Dotychczas nie do końca wiedzieliśmy co się dzieje, gdy piorun uderza w budynek, stąd też wielokrotnie zdarzało się, że dochodziło do spalenia instalacji i zniszczenia elektronicznego sprzętu w wielu mieszkaniach, mimo, że budynki były wyposażone w instalację odgromową.
Na nagraniu widoczny jest rozgałęziający się piorun z ujemnym ładunkiem wychodzący z chmury w kierunku ziemi. W tym czasie w setnych częściach sekundy w przeciwnym kierunku wędrują mniejsze pioruny o dodatnim ładunku, nazywane pilotami, które są wytwarzane przez piorunochrony na szczytach 60-metrowych budynków.
Gdy wyładowania o przeciwnych ładunkach łączą się ze sobą tworzą oślepiający błysk. Powstaje wówczas tak dużo energii, że mogłaby ona zasilać 100-watową żarówkę przez 2 miesiące. Można ją porównać do wybuchu ładunku o masie ponad 120 kilogramów trotylu.
Mimo, że piorunochron został wynaleziony niemal 270 lat temu, to jednak wciąż go udoskonalamy. Benjamin Franklin, amerykański fizyk, który wynalazł instalację odgromową, marzyłby o zobaczeniu powyższych nagrań.
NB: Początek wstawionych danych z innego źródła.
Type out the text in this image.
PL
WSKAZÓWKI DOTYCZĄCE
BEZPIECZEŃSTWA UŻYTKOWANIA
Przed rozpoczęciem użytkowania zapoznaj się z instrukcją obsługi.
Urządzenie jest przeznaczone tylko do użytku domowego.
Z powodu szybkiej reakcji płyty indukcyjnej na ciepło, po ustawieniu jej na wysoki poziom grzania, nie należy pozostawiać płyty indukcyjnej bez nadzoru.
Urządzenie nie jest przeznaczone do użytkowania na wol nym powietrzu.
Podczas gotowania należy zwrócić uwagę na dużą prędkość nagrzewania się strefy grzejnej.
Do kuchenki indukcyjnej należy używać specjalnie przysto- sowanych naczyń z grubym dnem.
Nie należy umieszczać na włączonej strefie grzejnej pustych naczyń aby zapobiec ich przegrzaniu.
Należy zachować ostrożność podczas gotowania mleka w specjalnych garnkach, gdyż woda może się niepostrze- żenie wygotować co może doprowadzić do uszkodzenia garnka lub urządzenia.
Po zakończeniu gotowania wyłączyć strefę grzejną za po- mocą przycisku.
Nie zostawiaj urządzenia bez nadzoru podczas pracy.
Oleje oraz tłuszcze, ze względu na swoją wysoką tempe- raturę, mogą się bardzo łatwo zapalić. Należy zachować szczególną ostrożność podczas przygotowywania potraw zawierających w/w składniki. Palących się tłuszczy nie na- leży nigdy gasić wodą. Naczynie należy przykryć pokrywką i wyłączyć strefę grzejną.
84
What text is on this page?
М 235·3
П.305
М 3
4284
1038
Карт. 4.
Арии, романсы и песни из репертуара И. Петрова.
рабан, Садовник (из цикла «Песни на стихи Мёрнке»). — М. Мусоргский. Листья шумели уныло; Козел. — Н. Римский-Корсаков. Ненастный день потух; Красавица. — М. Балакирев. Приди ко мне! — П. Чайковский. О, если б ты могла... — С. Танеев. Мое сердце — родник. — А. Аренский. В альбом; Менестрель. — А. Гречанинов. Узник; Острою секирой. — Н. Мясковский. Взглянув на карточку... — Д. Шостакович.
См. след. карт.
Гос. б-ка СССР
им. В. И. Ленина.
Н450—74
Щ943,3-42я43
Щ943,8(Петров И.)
Choć wynalazł on piorunochron zakończony ostro, to jednak późniejsze badania wykazały, że lepsze jest zakończenie tępe i takie jest dzisiaj stosowane powszechnie. To się jednak może ponownie zmienić, gdy badacze wyciągną wnioski ze swoich badań.
Źródło: TwojaPogoda.pl / Geophysical Research Letters.